For quick pairwise scatter plots across many numeric columns:

python
iris = sns.load_dataset("iris")
sns.pairplot(iris, hue="species", diag_kind="kde", corner=True)
plt.show()

Heatmaps — Correlation and Pivot Tables

python
# Correlation heatmap
corr = df[["total_bill", "tip", "size"]].corr()

fig, ax = plt.subplots(figsize=(6, 5))
sns.heatmap(
    corr,
    annot=True,
    fmt=".2f",
    cmap="coolwarm",
    vmin=-1, vmax=1,
    square=True,
    linewidths=0.5,
    ax=ax
)
ax.set_title("Correlation Matrix")
plt.show()

# Pivot table heatmap — e.g. average tip by day and time
pivot = df.pivot_table(values="tip", index="day", columns="time", aggfunc="mean")
sns.heatmap(pivot, annot=True, fmt=".2f", cmap="YlOrRd")
plt.title("Average Tip by Day and Time")
plt.show()

Global Styling

Consistent visual style makes analysis reports look professional:

python
# Apply a Seaborn theme globally
sns.set_theme(style="whitegrid", palette="deep", font_scale=1.2)

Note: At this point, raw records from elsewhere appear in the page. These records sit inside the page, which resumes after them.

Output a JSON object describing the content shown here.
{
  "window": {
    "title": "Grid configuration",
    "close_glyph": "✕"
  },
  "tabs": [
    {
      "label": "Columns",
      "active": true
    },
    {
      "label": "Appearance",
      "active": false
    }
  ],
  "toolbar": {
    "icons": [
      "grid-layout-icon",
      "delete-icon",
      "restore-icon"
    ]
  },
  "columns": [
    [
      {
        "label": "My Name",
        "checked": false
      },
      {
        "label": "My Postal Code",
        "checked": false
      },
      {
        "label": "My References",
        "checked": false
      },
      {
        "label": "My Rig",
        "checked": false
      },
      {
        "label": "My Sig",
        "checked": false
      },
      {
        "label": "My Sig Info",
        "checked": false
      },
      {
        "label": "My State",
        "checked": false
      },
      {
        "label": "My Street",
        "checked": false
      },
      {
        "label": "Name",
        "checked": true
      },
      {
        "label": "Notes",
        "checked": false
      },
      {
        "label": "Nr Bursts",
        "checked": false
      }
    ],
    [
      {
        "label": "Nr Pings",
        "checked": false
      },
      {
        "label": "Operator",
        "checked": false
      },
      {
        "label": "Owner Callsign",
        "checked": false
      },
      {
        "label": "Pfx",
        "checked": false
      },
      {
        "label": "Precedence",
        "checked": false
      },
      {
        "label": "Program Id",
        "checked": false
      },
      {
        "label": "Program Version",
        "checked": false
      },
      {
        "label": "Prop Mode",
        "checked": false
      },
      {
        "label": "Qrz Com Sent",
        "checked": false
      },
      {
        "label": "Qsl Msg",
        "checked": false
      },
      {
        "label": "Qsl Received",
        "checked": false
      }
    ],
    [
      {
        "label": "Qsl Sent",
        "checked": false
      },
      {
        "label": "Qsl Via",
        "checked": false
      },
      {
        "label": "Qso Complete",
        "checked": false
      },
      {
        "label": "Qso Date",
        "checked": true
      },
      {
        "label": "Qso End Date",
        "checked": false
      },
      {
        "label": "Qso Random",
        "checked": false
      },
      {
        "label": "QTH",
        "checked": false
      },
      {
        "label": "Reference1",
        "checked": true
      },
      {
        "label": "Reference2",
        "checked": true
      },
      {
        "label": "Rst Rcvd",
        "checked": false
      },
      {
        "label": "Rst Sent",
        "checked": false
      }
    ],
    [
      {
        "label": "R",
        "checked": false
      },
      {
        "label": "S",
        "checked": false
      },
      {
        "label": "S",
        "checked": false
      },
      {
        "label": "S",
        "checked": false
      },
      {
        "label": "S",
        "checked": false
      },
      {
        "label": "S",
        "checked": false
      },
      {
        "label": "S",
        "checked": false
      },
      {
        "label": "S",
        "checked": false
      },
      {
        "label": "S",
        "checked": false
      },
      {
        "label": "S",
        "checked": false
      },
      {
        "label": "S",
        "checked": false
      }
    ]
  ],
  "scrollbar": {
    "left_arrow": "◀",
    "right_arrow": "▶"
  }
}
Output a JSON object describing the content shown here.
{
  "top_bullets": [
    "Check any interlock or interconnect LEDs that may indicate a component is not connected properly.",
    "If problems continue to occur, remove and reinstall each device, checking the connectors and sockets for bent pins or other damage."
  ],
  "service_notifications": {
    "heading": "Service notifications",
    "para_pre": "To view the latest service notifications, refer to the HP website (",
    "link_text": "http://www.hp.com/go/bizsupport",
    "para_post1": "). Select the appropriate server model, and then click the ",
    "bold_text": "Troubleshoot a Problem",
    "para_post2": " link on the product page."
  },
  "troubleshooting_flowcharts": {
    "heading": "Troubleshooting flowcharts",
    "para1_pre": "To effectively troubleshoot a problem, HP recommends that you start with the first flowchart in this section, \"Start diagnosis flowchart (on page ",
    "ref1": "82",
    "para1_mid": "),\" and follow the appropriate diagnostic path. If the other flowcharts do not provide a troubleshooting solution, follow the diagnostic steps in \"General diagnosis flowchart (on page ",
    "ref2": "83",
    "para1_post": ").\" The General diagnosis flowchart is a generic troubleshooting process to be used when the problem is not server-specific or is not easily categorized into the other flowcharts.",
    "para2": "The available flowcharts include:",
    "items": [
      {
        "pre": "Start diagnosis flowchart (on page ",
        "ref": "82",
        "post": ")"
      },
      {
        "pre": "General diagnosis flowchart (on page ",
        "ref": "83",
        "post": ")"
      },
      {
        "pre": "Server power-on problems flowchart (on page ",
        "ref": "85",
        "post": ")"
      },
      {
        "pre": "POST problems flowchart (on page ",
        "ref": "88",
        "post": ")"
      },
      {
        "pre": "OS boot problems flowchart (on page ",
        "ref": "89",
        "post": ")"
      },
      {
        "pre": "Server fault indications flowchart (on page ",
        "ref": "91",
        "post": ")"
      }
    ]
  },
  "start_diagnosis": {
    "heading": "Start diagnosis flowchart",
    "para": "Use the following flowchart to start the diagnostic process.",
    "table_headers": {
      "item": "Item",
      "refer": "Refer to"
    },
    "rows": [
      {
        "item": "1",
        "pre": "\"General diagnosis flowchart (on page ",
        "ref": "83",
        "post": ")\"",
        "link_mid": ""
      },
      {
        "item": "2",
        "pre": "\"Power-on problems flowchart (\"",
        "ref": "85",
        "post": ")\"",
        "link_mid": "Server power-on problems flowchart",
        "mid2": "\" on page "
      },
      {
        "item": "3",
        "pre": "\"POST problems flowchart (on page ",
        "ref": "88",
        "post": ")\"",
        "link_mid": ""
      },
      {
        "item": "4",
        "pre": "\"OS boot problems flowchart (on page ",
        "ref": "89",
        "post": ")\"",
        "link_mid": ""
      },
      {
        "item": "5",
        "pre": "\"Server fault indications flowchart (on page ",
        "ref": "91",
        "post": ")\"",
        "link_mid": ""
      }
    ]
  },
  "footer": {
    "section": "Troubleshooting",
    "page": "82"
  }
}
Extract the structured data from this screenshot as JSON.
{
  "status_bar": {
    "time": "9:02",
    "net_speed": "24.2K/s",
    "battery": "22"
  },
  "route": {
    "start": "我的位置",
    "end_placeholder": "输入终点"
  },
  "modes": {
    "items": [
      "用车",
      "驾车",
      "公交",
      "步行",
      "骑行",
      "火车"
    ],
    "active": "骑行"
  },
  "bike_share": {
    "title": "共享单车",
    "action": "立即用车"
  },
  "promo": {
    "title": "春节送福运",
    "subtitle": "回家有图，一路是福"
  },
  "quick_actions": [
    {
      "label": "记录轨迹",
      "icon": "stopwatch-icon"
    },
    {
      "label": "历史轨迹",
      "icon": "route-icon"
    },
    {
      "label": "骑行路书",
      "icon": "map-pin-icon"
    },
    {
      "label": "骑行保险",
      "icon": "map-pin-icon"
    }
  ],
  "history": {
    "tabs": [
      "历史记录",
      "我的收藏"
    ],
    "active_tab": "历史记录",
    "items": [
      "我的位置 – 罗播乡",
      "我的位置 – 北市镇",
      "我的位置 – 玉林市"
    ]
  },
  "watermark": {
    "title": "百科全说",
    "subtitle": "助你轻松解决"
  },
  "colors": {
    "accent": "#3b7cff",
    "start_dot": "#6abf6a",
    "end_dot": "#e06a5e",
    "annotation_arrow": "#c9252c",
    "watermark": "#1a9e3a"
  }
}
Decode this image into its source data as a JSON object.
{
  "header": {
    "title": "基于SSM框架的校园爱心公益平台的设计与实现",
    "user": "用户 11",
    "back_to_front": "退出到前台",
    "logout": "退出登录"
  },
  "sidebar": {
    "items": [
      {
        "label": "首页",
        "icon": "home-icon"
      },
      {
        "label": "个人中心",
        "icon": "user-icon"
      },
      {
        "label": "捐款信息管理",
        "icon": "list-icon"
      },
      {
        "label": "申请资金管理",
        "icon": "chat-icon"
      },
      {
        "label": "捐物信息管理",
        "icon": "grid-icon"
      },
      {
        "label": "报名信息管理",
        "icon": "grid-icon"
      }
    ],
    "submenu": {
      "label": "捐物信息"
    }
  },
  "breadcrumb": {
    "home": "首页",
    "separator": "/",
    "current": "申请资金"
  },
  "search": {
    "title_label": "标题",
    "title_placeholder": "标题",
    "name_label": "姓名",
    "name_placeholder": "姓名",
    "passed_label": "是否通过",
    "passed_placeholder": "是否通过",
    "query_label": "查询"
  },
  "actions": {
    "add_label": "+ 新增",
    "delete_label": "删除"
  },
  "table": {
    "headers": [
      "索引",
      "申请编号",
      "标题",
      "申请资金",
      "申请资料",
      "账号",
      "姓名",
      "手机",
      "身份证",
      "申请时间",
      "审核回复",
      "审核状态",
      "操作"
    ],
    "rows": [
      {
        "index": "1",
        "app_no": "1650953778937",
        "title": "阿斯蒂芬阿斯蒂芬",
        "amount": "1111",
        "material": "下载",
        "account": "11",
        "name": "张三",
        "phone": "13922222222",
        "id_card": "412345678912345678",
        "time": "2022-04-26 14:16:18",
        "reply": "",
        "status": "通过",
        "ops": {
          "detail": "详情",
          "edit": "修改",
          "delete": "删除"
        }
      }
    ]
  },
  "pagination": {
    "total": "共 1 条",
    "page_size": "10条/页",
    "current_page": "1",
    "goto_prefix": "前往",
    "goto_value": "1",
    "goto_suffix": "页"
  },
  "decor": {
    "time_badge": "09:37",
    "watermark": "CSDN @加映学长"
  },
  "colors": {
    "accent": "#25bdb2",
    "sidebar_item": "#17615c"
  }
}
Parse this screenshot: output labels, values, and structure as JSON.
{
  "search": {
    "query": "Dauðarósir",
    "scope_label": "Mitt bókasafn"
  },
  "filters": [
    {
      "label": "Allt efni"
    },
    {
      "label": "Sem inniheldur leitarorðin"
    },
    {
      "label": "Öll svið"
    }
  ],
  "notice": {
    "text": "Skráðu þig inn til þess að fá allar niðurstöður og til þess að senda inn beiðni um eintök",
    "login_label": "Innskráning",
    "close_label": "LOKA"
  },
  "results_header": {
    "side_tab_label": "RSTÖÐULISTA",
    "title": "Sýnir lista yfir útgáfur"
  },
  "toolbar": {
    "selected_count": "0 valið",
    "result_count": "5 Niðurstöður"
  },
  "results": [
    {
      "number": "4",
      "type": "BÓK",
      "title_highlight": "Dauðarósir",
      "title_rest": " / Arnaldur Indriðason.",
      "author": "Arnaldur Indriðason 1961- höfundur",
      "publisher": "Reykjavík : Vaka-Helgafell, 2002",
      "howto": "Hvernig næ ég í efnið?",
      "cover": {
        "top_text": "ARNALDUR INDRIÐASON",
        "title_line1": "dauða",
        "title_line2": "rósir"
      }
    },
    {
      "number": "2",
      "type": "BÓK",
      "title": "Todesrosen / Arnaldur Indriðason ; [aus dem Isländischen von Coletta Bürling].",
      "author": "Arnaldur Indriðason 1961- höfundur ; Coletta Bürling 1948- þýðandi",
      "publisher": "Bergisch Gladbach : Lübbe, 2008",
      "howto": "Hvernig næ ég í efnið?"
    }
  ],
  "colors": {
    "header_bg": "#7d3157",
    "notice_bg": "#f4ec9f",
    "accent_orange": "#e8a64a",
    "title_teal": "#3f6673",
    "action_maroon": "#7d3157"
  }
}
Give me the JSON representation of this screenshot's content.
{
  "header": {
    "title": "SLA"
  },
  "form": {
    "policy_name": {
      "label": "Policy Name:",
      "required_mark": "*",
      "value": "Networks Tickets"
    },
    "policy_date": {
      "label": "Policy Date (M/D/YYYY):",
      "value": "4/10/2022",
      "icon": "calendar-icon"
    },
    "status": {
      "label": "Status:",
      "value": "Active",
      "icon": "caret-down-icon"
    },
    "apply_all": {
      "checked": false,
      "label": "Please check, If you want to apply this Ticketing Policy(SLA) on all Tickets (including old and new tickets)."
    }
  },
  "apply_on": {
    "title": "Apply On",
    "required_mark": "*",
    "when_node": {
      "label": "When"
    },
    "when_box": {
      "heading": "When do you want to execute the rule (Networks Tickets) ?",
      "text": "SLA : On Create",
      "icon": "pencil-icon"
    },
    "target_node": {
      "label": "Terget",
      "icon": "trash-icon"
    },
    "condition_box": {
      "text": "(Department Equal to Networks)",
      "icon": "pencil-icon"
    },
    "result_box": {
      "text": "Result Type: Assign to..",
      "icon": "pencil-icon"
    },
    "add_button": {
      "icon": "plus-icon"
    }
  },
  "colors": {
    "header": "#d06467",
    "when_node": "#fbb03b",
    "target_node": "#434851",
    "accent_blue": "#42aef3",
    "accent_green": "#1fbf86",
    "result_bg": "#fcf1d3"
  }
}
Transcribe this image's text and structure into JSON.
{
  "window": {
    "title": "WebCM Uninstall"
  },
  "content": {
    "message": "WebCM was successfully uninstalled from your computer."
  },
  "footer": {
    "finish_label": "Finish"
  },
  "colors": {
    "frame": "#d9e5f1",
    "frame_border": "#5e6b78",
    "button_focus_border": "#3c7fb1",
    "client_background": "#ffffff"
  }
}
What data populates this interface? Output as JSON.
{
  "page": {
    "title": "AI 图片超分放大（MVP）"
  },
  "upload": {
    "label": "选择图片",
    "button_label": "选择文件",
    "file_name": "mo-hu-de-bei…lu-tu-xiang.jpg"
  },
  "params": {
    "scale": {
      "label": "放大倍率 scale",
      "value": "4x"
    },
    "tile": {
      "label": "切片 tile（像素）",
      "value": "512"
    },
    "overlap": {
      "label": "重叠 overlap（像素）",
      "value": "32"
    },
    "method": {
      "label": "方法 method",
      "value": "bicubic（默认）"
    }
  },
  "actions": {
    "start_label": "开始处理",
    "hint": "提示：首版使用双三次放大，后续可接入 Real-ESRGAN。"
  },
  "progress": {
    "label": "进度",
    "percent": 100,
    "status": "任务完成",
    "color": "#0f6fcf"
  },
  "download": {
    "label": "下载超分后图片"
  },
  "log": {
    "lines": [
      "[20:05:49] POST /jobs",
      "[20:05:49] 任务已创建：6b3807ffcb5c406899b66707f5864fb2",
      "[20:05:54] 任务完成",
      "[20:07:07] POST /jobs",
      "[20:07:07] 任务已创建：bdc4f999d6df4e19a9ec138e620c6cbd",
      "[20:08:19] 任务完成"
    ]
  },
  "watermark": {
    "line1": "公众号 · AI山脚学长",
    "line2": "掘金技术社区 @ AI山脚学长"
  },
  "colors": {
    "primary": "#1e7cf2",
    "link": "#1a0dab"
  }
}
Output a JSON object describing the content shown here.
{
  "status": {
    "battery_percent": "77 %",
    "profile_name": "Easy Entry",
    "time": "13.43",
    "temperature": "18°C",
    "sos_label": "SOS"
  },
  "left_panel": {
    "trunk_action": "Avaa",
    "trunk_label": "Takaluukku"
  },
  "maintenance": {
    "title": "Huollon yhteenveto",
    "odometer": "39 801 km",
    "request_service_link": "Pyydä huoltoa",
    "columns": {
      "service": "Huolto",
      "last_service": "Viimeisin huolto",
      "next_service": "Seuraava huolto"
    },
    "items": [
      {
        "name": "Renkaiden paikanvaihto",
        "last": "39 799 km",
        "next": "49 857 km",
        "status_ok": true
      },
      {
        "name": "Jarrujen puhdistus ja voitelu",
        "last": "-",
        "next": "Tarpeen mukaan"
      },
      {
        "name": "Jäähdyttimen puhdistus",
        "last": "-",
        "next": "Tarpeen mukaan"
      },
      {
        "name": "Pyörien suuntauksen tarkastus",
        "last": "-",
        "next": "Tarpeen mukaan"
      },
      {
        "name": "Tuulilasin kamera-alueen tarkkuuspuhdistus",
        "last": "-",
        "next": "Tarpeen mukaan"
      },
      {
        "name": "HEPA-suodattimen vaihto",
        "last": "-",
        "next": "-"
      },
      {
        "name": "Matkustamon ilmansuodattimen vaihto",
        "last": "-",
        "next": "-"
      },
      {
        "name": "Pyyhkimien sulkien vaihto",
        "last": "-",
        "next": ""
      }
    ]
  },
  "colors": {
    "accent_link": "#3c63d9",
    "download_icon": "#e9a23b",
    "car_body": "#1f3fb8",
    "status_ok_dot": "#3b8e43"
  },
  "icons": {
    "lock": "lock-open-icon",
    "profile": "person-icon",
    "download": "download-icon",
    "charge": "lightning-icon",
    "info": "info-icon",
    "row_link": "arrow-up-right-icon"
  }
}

# Or use a Matplotlib style sheet
plt.style.use("seaborn-v0_8-whitegrid")

# Custom palette
custom_colors = ["#264653", "#2A9D8F", "#E9C46A", "#F4A261", "#E76F51"]
sns.set_palette(custom_colors)

# Increase resolution for publication
plt.rcParams.update({
    "figure.dpi":      150,
    "axes.spines.top": False,
    "axes.spines.right": False
})

Summary

  • Matplotlib's object model (FigureAxes → plot elements) gives full control; always use the explicit OO API (fig, ax = plt.subplots()) rather than plt.* convenience functions in production code.
  • Seaborn's statistical chart functions (histplot, boxplot, scatterplot, heatmap) take a data DataFrame argument and a hue parameter for automatic colour-encoding by category.
  • Histograms reveal distribution shape; box plots and violin plots compare distributions across categories; scatter plots expose bivariate relationships; heatmaps show correlation matrices and pivot tables.
  • Apply sns.set_theme() or plt.style.use() at the top of your notebook to establish a consistent visual identity across all charts.
  • Always call fig.tight_layout() before plt.show() or plt.savefig() to prevent label clipping.